It is only natural that a parent wishes the best for their child. They want them to achieve great things and realise their dreams. But, there are times when parents become a little too involved and controlling, possibly, without even realising it. It is when this situation occurs that the child may feel overwhelmed and begin to lose interest in the sport they once loved or suffer a strained relationship with the domineering parents, both are circumstances that nobody wants to arise. Therefore the parent should be educated so that they understand when they have crossed that line between involvement and commanding.
There are a few reasons why parents may become overly involved, the main ones being that;
Many parents just want to see their child achieve success and it is this enthusiasm that is the determining factor in their behaviour.
Some are trying to live out their own dreams through their child ‘as they never achieved it’.
In either case the result is often the same. The child feels stressed, pressurised and demoralised due to a situation that they have not even created.
To ensure such an environment is not created and that the child gains as much from their involvement as possible parents should realise their roles and avoid becoming over-powering.

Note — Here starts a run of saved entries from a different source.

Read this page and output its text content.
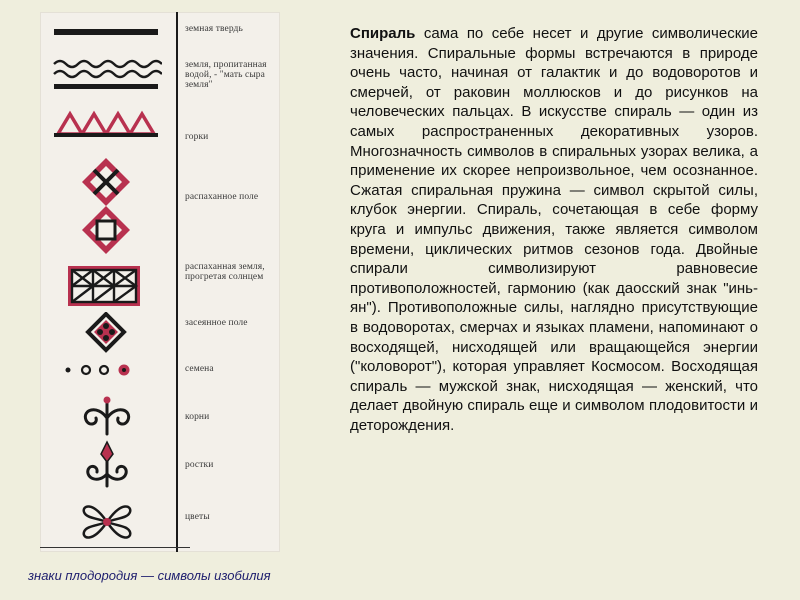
земная твердь
земля, пропитанная водой, - "мать сыра земля"
горки
распаханное поле
распаханная земля, прогретая солнцем
засеянное поле
семена
корни
ростки
цветы
знаки плодородия — символы изобилия
Спираль сама по себе несет и другие символические значения. Спиральные формы встречаются в природе очень часто, начиная от галактик и до водоворотов и смерчей, от раковин моллюсков и до рисунков на человеческих пальцах. В искусстве спираль — один из самых распространенных декоративных узоров. Многозначность символов в спиральных узорах велика, а применение их скорее непроизвольное, чем осознанное. Сжатая спиральная пружина — символ скрытой силы, клубок энергии. Спираль, сочетающая в себе форму круга и импульс движения, также является символом времени, циклических ритмов сезонов года. Двойные спирали символизируют равновесие противоположностей, гармонию (как даосский знак "инь-ян"). Противоположные силы, наглядно присутствующие в водоворотах, смерчах и языках пламени, напоминают о восходящей, нисходящей или вращающейся энергии ("коловорот"), которая управляет Космосом. Восходящая спираль — мужской знак, нисходящая — женский, что делает двойную спираль еще и символом плодовитости и деторождения.
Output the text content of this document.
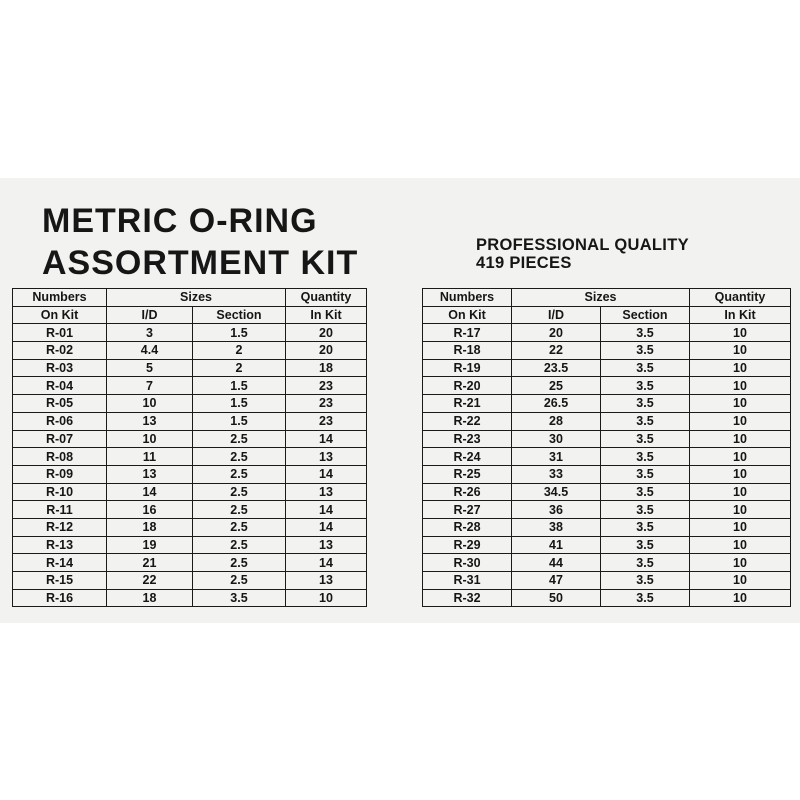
METRIC O-RING
ASSORTMENT KIT	PROFESSIONAL QUALITY
419 PIECES
Numbers	Sizes		Quantity
On Kit	I/D	Section	In Kit
R-01	3	1.5	20
R-02	4.4	2	20
R-03	5	2	18
R-04	7	1.5	23
R-05	10	1.5	23
R-06	13	1.5	23
R-07	10	2.5	14
R-08	11	2.5	13
R-09	13	2.5	14
R-10	14	2.5	13
R-11	16	2.5	14
R-12	18	2.5	14
R-13	19	2.5	13
R-14	21	2.5	14
R-15	22	2.5	13
R-16	18	3.5	10
Numbers	Sizes		Quantity
On Kit	I/D	Section	In Kit
R-17	20	3.5	10
R-18	22	3.5	10
R-19	23.5	3.5	10
R-20	25	3.5	10
R-21	26.5	3.5	10
R-22	28	3.5	10
R-23	30	3.5	10
R-24	31	3.5	10
R-25	33	3.5	10
R-26	34.5	3.5	10
R-27	36	3.5	10
R-28	38	3.5	10
R-29	41	3.5	10
R-30	44	3.5	10
R-31	47	3.5	10
R-32	50	3.5	10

Keep Winning in Perspective: The desire to win is healthy, but the outcome of a game is very rarely life altering. It is much more important that the child learns to give their all and perform to their best. If the result seems to be the only factor that matters then the child may lose confidence and self-esteem when their team loses, as they feel their best was not good enough. Which is not healthy in a team sport, where one player can very rarely dictate the outcome of a match.
Offer Encouragement and Support: Encourage but do not force the child into playing. If they decide they no longer want to participate, talk to them and find out the reasons why, instead of forcing them back into it.
Avoid Comparisons and Competition: With other children and yourself. It will not help the child’s long term development if they constantly hear that they are not as good as the parent was or they are not as good as another player. If this approach is adopted for even a short period the child may start to believe it, resulting in self-doubt and a loss in interest as they do not value their ability or even themselves. If the child is successful, share this success with them. Do not ‘rain on their parade’ with what happened in the past and what others have achieved.
Childs Goals: Try to understand and accept what the child wants and wishes to achieve, and then adapt your own personal goals to coincide with them. The child’s goals are more important than those of the parent. While the child is setting their goals try and help them, ensuring that they are realistic yet challenging. If the child is aiming for the top then offer all the support as required but do not become overly forceful.
Clear 2-WAY Communication: Do not just tell the child what they have done wrong, or pile your own opinions on them. Instead listen to them and their own beliefs regarding their performance. Encourage the child to be honest and not to just say what they think you want to hear. This will help the child to build a healthy self-critical approach.
The pushier parents will step over the line on many of the points previously outlined. At times it can be a fine line, but one a parent must be able to tread to ensure the best experience for their child. The child’s sporting experience is their sporting experience not yours. Do not ruin it for them by becoming too controlling and forcing them into things they are really not that interested in.